Di dalam kebohongan terdapat adanya perilaku yang disengaja untuk memperdaya atau memberikan pengertian yang salah pada orang lain sehingga membuat orang lain merasa dirugikan. Orang berbohong didasarkan pada tiga alasan yaitu tidak ingin melukai orang lain, ingin merasa dihargai, menghindari konflik, meningkatkan atau merenggangkan hubungan. 

Untuk memiliki keahlian tersebut dibutuhkan upaya, usaha dan kerja keras dalam mengatur strategi kebohongan agar tidak terjadi kebocoran (leakage) yang bisa dilihat dari tanda-tanda verbal ataupun non-verbal. Sebaliknya, jika kebohongan sudah terlalu banyak, maka kebocoran juga bisa terjadi jika si pembohong tidak mempunyai kemampuan kognitif yang baik dalam mengingat apa yang pernah dia bicarakan.

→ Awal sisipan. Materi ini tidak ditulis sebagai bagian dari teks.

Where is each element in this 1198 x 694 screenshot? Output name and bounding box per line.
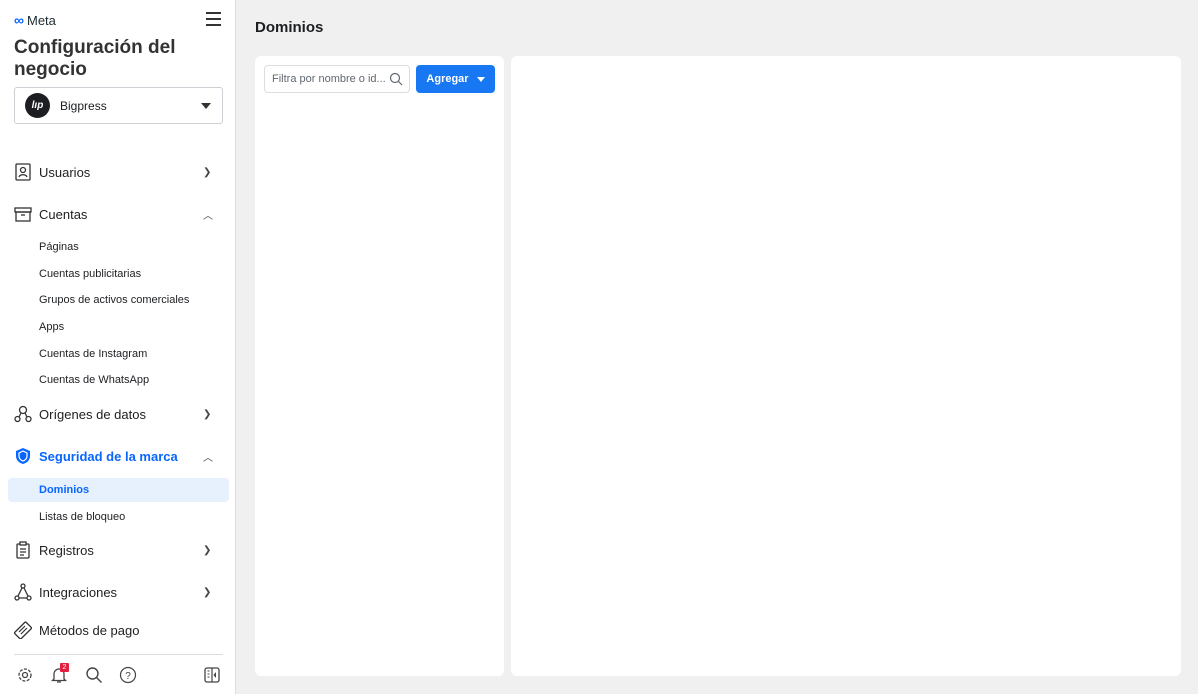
page-heading: Configuración del negocio [14, 37, 176, 80]
sidebar-item-registros[interactable]: Registros ❯ [0, 537, 236, 563]
settings-gear-icon[interactable] [16, 666, 34, 684]
sidebar-item-label: Usuarios [39, 164, 91, 180]
search-icon [389, 72, 403, 91]
sidebar-subitem-listas-bloqueo[interactable]: Listas de bloqueo [8, 505, 229, 529]
data-sources-icon [14, 405, 32, 423]
page-title: Dominios [255, 19, 324, 36]
sidebar-item-label: Cuentas [39, 206, 88, 222]
sidebar-item-label: Métodos de pago [39, 622, 140, 638]
sidebar-item-label: Integraciones [39, 584, 118, 600]
sidebar-item-usuarios[interactable]: Usuarios ❯ [0, 159, 236, 185]
notification-badge: 2 [60, 663, 69, 672]
notifications-bell-icon[interactable]: 2 [50, 663, 69, 684]
help-icon[interactable]: ? [119, 666, 137, 684]
users-icon [14, 163, 32, 181]
sidebar-subitem-instagram[interactable]: Cuentas de Instagram [8, 342, 229, 366]
sidebar-item-metodos-pago[interactable]: Métodos de pago [0, 617, 236, 643]
accounts-icon [14, 205, 32, 223]
meta-logo: ∞ Meta [14, 12, 56, 28]
avatar: lıp [25, 93, 50, 118]
credit-card-icon [14, 621, 32, 639]
sidebar-subitem-whatsapp[interactable]: Cuentas de WhatsApp [8, 368, 229, 392]
sidebar-item-label: Orígenes de datos [39, 406, 146, 422]
integrations-icon [14, 583, 32, 601]
svg-text:?: ? [125, 671, 131, 682]
caret-down-icon [201, 103, 211, 109]
sidebar-item-origenes-datos[interactable]: Orígenes de datos ❯ [0, 401, 236, 427]
hamburger-menu-icon[interactable] [206, 12, 221, 30]
business-name: Bigpress [60, 98, 107, 113]
chevron-down-icon: ❯ [203, 408, 212, 420]
sidebar-item-seguridad-marca[interactable]: Seguridad de la marca ︿ [0, 443, 236, 469]
search-icon[interactable] [85, 666, 103, 684]
sidebar-item-cuentas[interactable]: Cuentas ︿ [0, 201, 236, 227]
chevron-down-icon: ❯ [203, 586, 212, 598]
chevron-up-icon: ︿ [203, 452, 213, 464]
sidebar-subitem-grupos-activos[interactable]: Grupos de activos comerciales [8, 288, 229, 312]
brand-name: Meta [26, 12, 56, 28]
toggle-sidebar-icon[interactable] [203, 666, 221, 684]
sidebar-item-label: Registros [39, 542, 94, 558]
sidebar-subitem-dominios[interactable]: Dominios [8, 478, 229, 502]
business-selector[interactable]: lıp Bigpress [14, 87, 223, 124]
sidebar: ∞ Meta Configuración del negocio lıp Bigp… [0, 0, 236, 694]
domain-list-panel: Agregar [255, 56, 504, 676]
chevron-up-icon: ︿ [203, 210, 213, 222]
shield-icon [14, 447, 32, 465]
sidebar-item-label: Seguridad de la marca [39, 448, 178, 464]
sidebar-subitem-apps[interactable]: Apps [8, 315, 229, 339]
add-button-label: Agregar [426, 73, 469, 85]
clipboard-icon [14, 541, 32, 559]
domain-detail-panel [511, 56, 1181, 676]
sidebar-subitem-cuentas-publicitarias[interactable]: Cuentas publicitarias [8, 262, 229, 286]
chevron-down-icon: ❯ [203, 544, 212, 556]
sidebar-subitem-paginas[interactable]: Páginas [8, 235, 229, 259]
chevron-down-icon: ❯ [203, 166, 212, 178]
sidebar-item-integraciones[interactable]: Integraciones ❯ [0, 579, 236, 605]
divider [14, 654, 223, 655]
add-button[interactable]: Agregar [416, 65, 495, 93]
caret-down-icon [476, 76, 485, 82]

Kebohongan yang dilakukan oleh kubu Prabowo Sandi paling memungkinkan dilakukan untuk merenggangkan hubungan antara Pemerintah dengan rakyat. Tujuannya kemungkinannya adalah menjatuhkan elektabilitas petahana yang masih jauh di atas elektabilitas Prabowo-Sandi. Kebohongan mereka juga bukan pada level biasa karena mereka orang-orang yang cerdas yang paham betul apa yang harus diucapkan di muka publik. 

Mengutip ucapan Tan Malaka, "Berapapun cepatnya kebohongan itu namun kebenaran akan mengejarnya juga," Saya yakin semua faktanya akan terbuka. Perangkat media sosial, media elektronik dan pola komunikasi masa saat ini sudah mempersulit gerak pembohong untuk membodohi publik. Lantas, mengapa kebohongan itu tetap mereka lakukan?

Karena kebohongan yang berulang diucapkan membuat segala yang terlihat atau terdengar menjadi tidak jelas lagi mana fakta atau bukan. Apalagi, watak pembohong mereka kini telah menular ke relawan yang notabene adalah rakyat biasa. Kebohongan mereka menjalar ibarat virus, mematikan dan memalukan!

Yang memprihatinkan itu adalah masih banyak masyarakat kita yang minim wawasan dan masih berpikiran polos, mudah sekali dibodohi. Ibarat menembakkan busur panah berapi, busurnya bisa dicabut tapi apinya terlanjur menjalar. Semoga seberapapun intensifnya kebohongan-kebohongan ini disebarkan, masyarakat bisa semakin cerdas bermain nalar.

"Kepercayaan dari orang-orang lugu adalah alat yang paling berguna bagi pembohong." -Stephen King.